Kilka osoba zginęło a wiele rodzin została pozbawiona dachu nad głowa.
Foto: Hans Kristian Barbøl
Dlaczego o tym wszystkim dziś pisze?
Bo zaczynam sie bać zmiany klimatu.
To co teraz wyprawia sie z pogoda staje sie niebezpieczne.
Co najgorsze pogoda zaczyna być nieprzewidywalna.
I jak nam tu tak wieje porządnie przez kilka dni,
zaczynam mieć ogromnego strach, czuje sie bardzo nerwowa i zestresowana.
Wczoraj mieliśmy krótka przerwę,
wiatr a właściwie jego wycie, ucichło na pare godzin.
Po czym w nocy znów hulał i świszczał, że spać nie można było.
Dziś prognozy pogody ostrzegają ludzi w moim regionie o pozostanie w domach,
ponieważ wiatr ma dziś sięgać w porywach do mocy orkanu.
Dodam tylko, ze takiego silnego wiatru jeszcze tu nie doświadczyłam,
i na sama myśl o tym, skóra mi cierpnie ze strachu!

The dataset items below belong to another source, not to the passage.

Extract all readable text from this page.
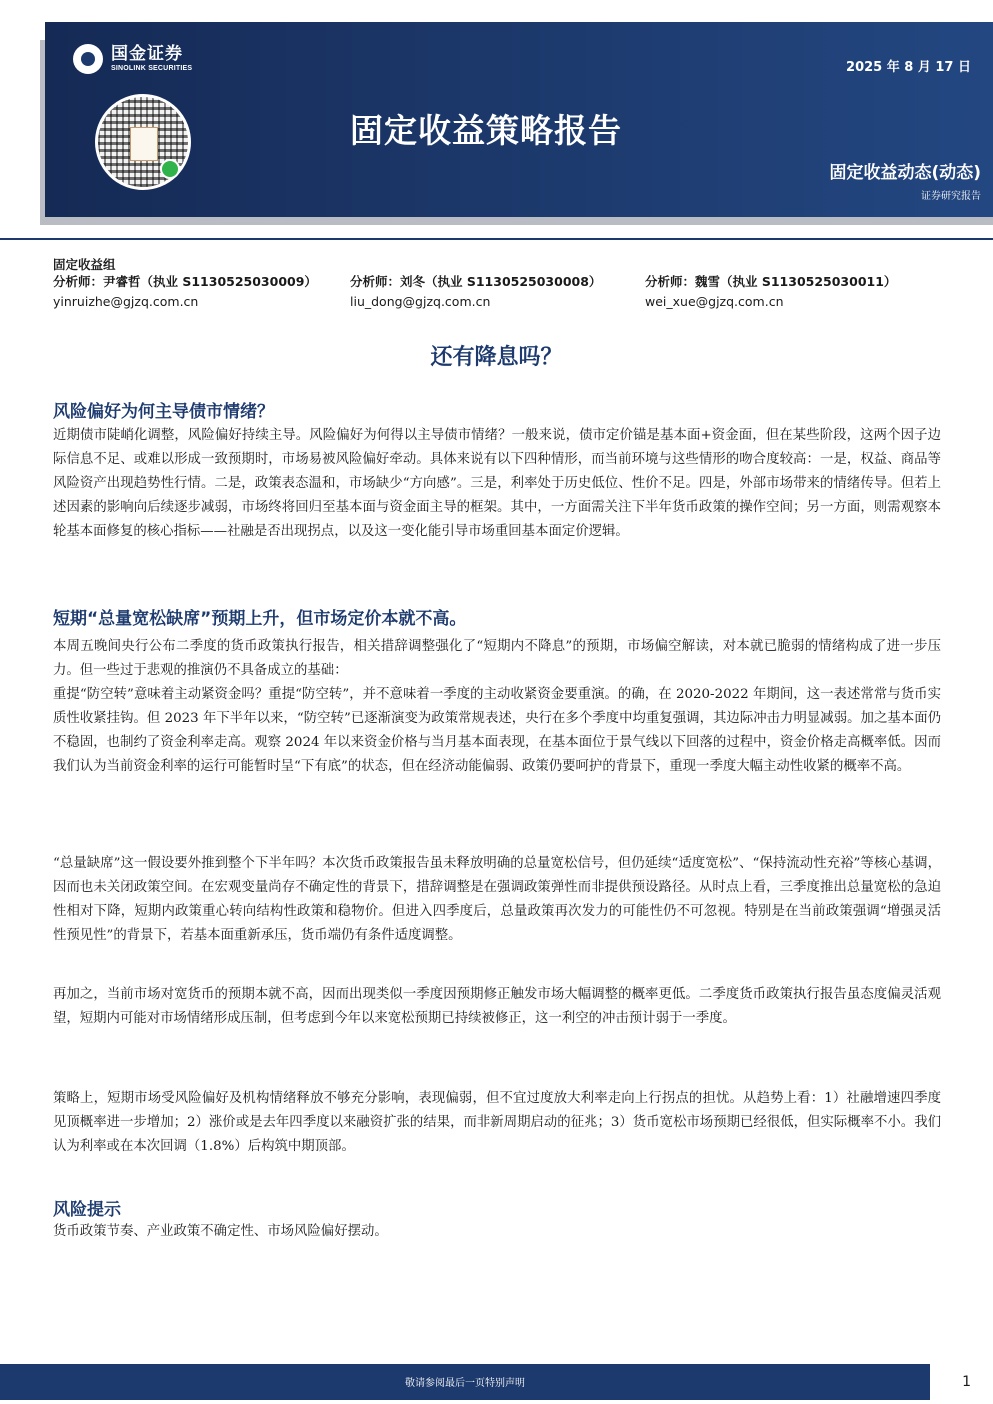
国金证券
SINOLINK SECURITIES	2025 年 8 月 17 日
固定收益策略报告
固定收益动态(动态)
证券研究报告
固定收益组
分析师：尹睿哲（执业 S1130525030009）
yinruizhe@gjzq.com.cn
分析师：刘冬（执业 S1130525030008）
liu_dong@gjzq.com.cn
分析师：魏雪（执业 S1130525030011）
wei_xue@gjzq.com.cn
还有降息吗？
风险偏好为何主导债市情绪？
近期债市陡峭化调整，风险偏好持续主导。风险偏好为何得以主导债市情绪？一般来说，债市定价锚是基本面+资金面，但在某些阶段，这两个因子边际信息不足、或难以形成一致预期时，市场易被风险偏好牵动。具体来说有以下四种情形，而当前环境与这些情形的吻合度较高：一是，权益、商品等风险资产出现趋势性行情。二是，政策表态温和，市场缺少“方向感”。三是，利率处于历史低位、性价不足。四是，外部市场带来的情绪传导。但若上述因素的影响向后续逐步减弱，市场终将回归至基本面与资金面主导的框架。其中，一方面需关注下半年货币政策的操作空间；另一方面，则需观察本轮基本面修复的核心指标——社融是否出现拐点，以及这一变化能引导市场重回基本面定价逻辑。
短期“总量宽松缺席”预期上升，但市场定价本就不高。
本周五晚间央行公布二季度的货币政策执行报告，相关措辞调整强化了“短期内不降息”的预期，市场偏空解读，对本就已脆弱的情绪构成了进一步压力。但一些过于悲观的推演仍不具备成立的基础：
重提“防空转”意味着主动紧资金吗？重提“防空转”，并不意味着一季度的主动收紧资金要重演。的确，在 2020-2022 年期间，这一表述常常与货币实质性收紧挂钩。但 2023 年下半年以来，“防空转”已逐渐演变为政策常规表述，央行在多个季度中均重复强调，其边际冲击力明显减弱。加之基本面仍不稳固，也制约了资金利率走高。观察 2024 年以来资金价格与当月基本面表现，在基本面位于景气线以下回落的过程中，资金价格走高概率低。因而我们认为当前资金利率的运行可能暂时呈“下有底”的状态，但在经济动能偏弱、政策仍要呵护的背景下，重现一季度大幅主动性收紧的概率不高。
“总量缺席”这一假设要外推到整个下半年吗？本次货币政策报告虽未释放明确的总量宽松信号，但仍延续“适度宽松”、“保持流动性充裕”等核心基调，因而也未关闭政策空间。在宏观变量尚存不确定性的背景下，措辞调整是在强调政策弹性而非提供预设路径。从时点上看，三季度推出总量宽松的急迫性相对下降，短期内政策重心转向结构性政策和稳物价。但进入四季度后，总量政策再次发力的可能性仍不可忽视。特别是在当前政策强调“增强灵活性预见性”的背景下，若基本面重新承压，货币端仍有条件适度调整。
再加之，当前市场对宽货币的预期本就不高，因而出现类似一季度因预期修正触发市场大幅调整的概率更低。二季度货币政策执行报告虽态度偏灵活观望，短期内可能对市场情绪形成压制，但考虑到今年以来宽松预期已持续被修正，这一利空的冲击预计弱于一季度。
策略上，短期市场受风险偏好及机构情绪释放不够充分影响，表现偏弱，但不宜过度放大利率走向上行拐点的担忧。从趋势上看：1）社融增速四季度见顶概率进一步增加；2）涨价或是去年四季度以来融资扩张的结果，而非新周期启动的征兆；3）货币宽松市场预期已经很低，但实际概率不小。我们认为利率或在本次回调（1.8%）后构筑中期顶部。
风险提示
货币政策节奏、产业政策不确定性、市场风险偏好摆动。
敬请参阅最后一页特别声明	1
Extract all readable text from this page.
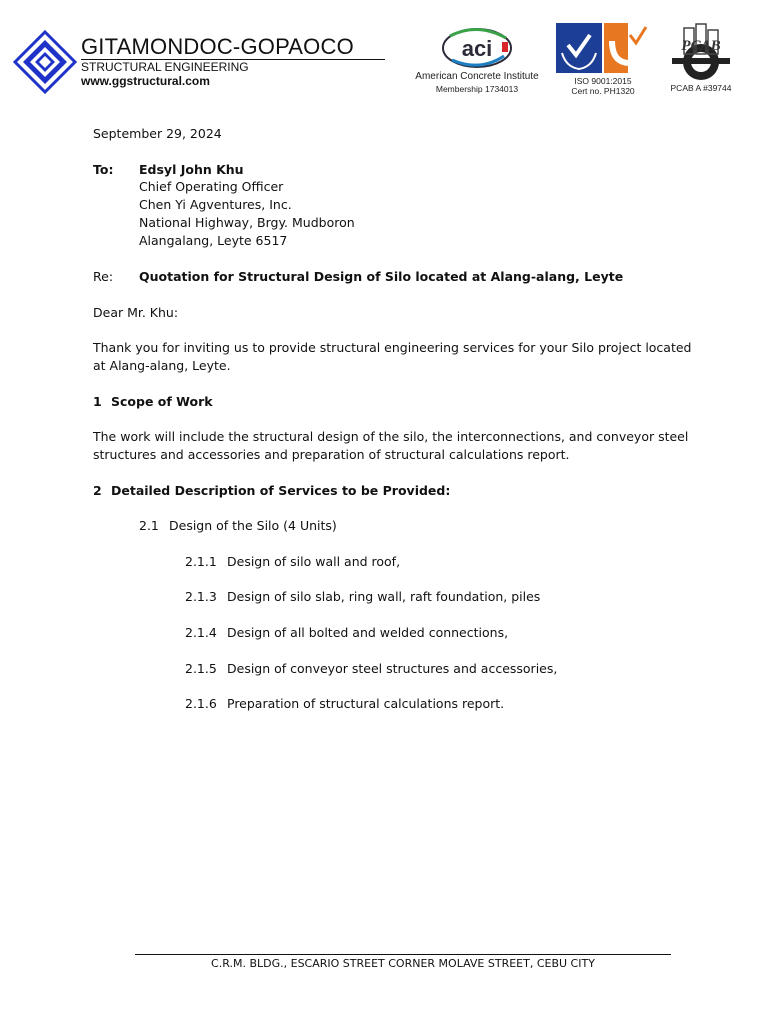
GITAMONDOC-GOPAOCO
STRUCTURAL ENGINEERING
www.ggstructural.com
aci
American Concrete Institute
Membership 1734013
ISO 9001:2015
Cert no. PH1320
PCAB
PCAB A #39744
September 29, 2024
To: Edsyl John Khu
Chief Operating Officer
Chen Yi Agventures, Inc.
National Highway, Brgy. Mudboron
Alangalang, Leyte 6517
Re: Quotation for Structural Design of Silo located at Alang-alang, Leyte
Dear Mr. Khu:
Thank you for inviting us to provide structural engineering services for your Silo project located at Alang-alang, Leyte.
1 Scope of Work
The work will include the structural design of the silo, the interconnections, and conveyor steel structures and accessories and preparation of structural calculations report.
2 Detailed Description of Services to be Provided:
2.1 Design of the Silo (4 Units)
2.1.1 Design of silo wall and roof,
2.1.3 Design of silo slab, ring wall, raft foundation, piles
2.1.4 Design of all bolted and welded connections,
2.1.5 Design of conveyor steel structures and accessories,
2.1.6 Preparation of structural calculations report.
C.R.M. BLDG., ESCARIO STREET CORNER MOLAVE STREET, CEBU CITY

Wiking mi mówi, ze jak będzie bardzo źle, to będziemy spać w piwnicy,
bo podpiwniczenie jest betonowe.
Eeeeeh 😰 i to miało mnie uspokoić??????
Chciałabym sie Was zapytać i poradzić, jak sobie radzicie,
oczywiście pytam osoby które znają sztormy,
lub mieszkają w takich miejscowościach, gdzie silne wiatry są dość często.
Jak sobie radzicie w tych dniach?
Ja mam wrażenie ze oszaleje, chodzę bardzo rozdrażniona,
bardzo spięta i na niczym nie moge sie skupić…
W ciągu dnia muszę używać słuchawek z muzyką,
by nie słyszeć tego wycia wiatru, dlaczego?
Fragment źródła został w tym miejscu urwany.